2. Geda With Tomato and Egg
The Mongols are one of the last true nomadic people on Earth, and even though most of their yurts have satellites, they still have recipes to make cooking on the go easy. Try this one on your next camping trip.
- 2 cups of flour
- 2 tomatoes
- 3 eggs
- A little cooking oil and water
Cut the tomatoes into bite-sized chunks and fry them in a pan with oil. In a pot, add flour and water. Boil the water and flour, then add it to the tomatoes. Mix with chopsticks. Meanwhile, beat the eggs. After ten minutes, add the eggs, and keep mixing it all together. Now you got yourself a tasty and simple Mongolian stew!
Shakshuka today is a favorite in Israel and Arabic countries. Though it’s not certain exactly how it originated, it might be safe to assume that some of the Bedouin tribes in the area resorted to this delicious meal.
- ½ a medium onion
- 1 clove of garlic
- Diced green and red pepper
- 4 cups diced tomatoes
- 2 tbsp of tomato paste
- Spices: Cayenne pepper, chili powder, cumin, paprika, sugar, salt and pepper
- 5-6 eggs
- Some chopped parsley to throw on top
Saute onions in olive oil. Add garlic, then wait until the onions are soft. Add peppers and stir. After a few minutes, add tomatoes and tomato paste, and throw the spices on top. Let it all simmer, well mixed, for about 6 minutes.
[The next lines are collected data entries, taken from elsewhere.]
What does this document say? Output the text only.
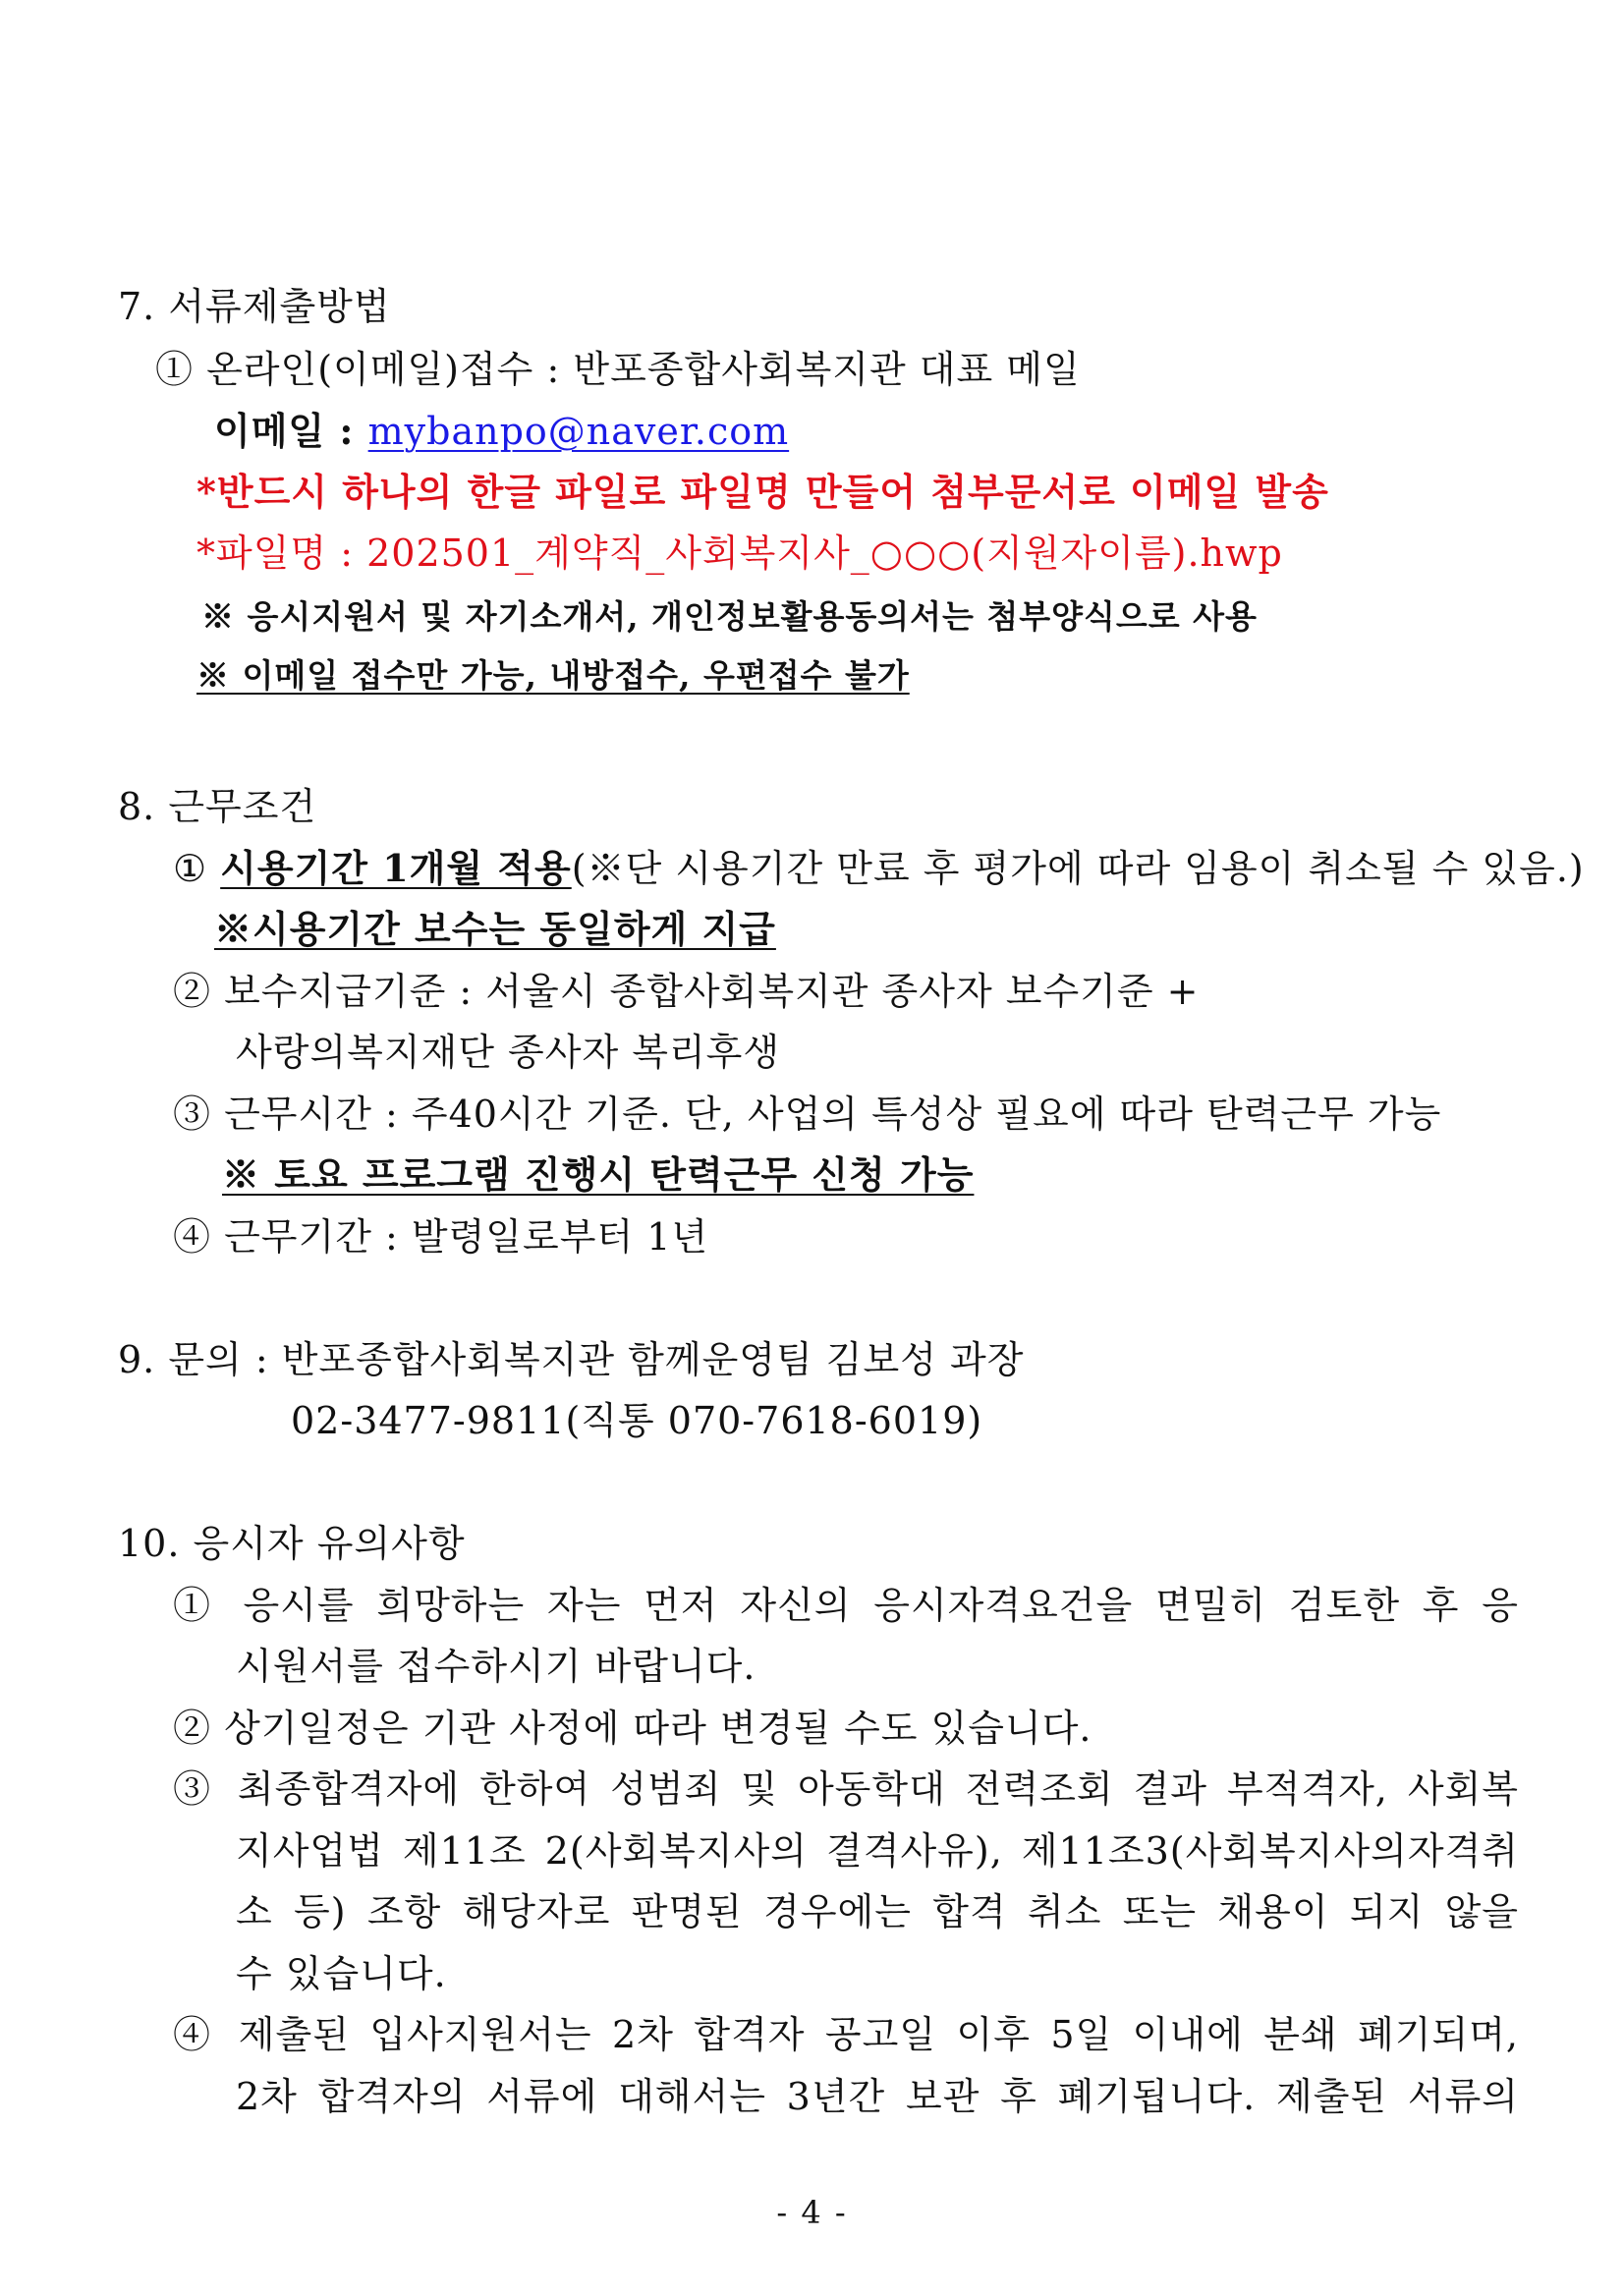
7. 서류제출방법
① 온라인(이메일)접수 : 반포종합사회복지관 대표 메일
이메일 : mybanpo@naver.com
*반드시 하나의 한글 파일로 파일명 만들어 첨부문서로 이메일 발송
*파일명 : 202501_계약직_사회복지사_○○○(지원자이름).hwp
※ 응시지원서 및 자기소개서, 개인정보활용동의서는 첨부양식으로 사용
※ 이메일 접수만 가능, 내방접수, 우편접수 불가
8. 근무조건
① 시용기간 1개월 적용(※단 시용기간 만료 후 평가에 따라 임용이 취소될 수 있음.)
※시용기간 보수는 동일하게 지급
② 보수지급기준 : 서울시 종합사회복지관 종사자 보수기준 +
사랑의복지재단 종사자 복리후생
③ 근무시간 : 주40시간 기준. 단, 사업의 특성상 필요에 따라 탄력근무 가능
※ 토요 프로그램 진행시 탄력근무 신청 가능
④ 근무기간 : 발령일로부터 1년
9. 문의 : 반포종합사회복지관 함께운영팀 김보성 과장
02-3477-9811(직통 070-7618-6019)
10. 응시자 유의사항
① 응시를 희망하는 자는 먼저 자신의 응시자격요건을 면밀히 검토한 후 응
시원서를 접수하시기 바랍니다.
② 상기일정은 기관 사정에 따라 변경될 수도 있습니다.
③ 최종합격자에 한하여 성범죄 및 아동학대 전력조회 결과 부적격자, 사회복
지사업법 제11조 2(사회복지사의 결격사유), 제11조3(사회복지사의자격취
소 등) 조항 해당자로 판명된 경우에는 합격 취소 또는 채용이 되지 않을
수 있습니다.
④ 제출된 입사지원서는 2차 합격자 공고일 이후 5일 이내에 분쇄 폐기되며,
2차 합격자의 서류에 대해서는 3년간 보관 후 폐기됩니다. 제출된 서류의
- 4 -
Crack the eggs inside, cover, and let them cook. (Do not mix the eggs.) Garnish with parsley, and eat with slices of bread. Yum!
4. Pemmican Cakes
The aboriginal people of North America are now known as the First Nations tribes in Canada. Though, merely labeling these groups as such is quite controversial. Though a lot has changed since the Europeans came in, this recipe has long been an important one. It will no doubt be a great addition to your campsite.
- 2 cups of dates
- 3 cups of powdered jerky
- 2 cups of raisins
- 2 cups of nuts
Grind all the ingredients together, except for the honey. Instead, add a little honey little by little, mix, then add more. Repeat until the honey binds the other ingredients together. Pour into a pan, or cut directly into bars. Refrigerate until hard, then bring with you on the trail. A wonderful summer snack!
5. Forest Pancakes
This is another Siberian recipe that’s great for breakfast around the campfire. It takes a little longer to make, but you can wake up early and prepare the dough, go on a small hike, then come back, and be ready to cook.
- 10-12 tbsp of flour
- 2 tbsp of powdered milk with a pinch of salt
- Baking powder: ¼ tsp of baking soda and ⅛ Tsp of citrus acid
- A little sugar and vanilla if you like it sweet
- Add some nuts or raisins for taste
Mix all the ingredients together until it has a gooey consistency, then fry in a pan with some butter. Easy, delicious, and also perfect for a rainy summer day!
There are so many recipes you can cook on a camping trip, found on websites and in cookbooks galore. But why not take a few tips from people who are expert at being outside? These recipes have lasted them for hundreds of years, surely they’ll be good for you, too!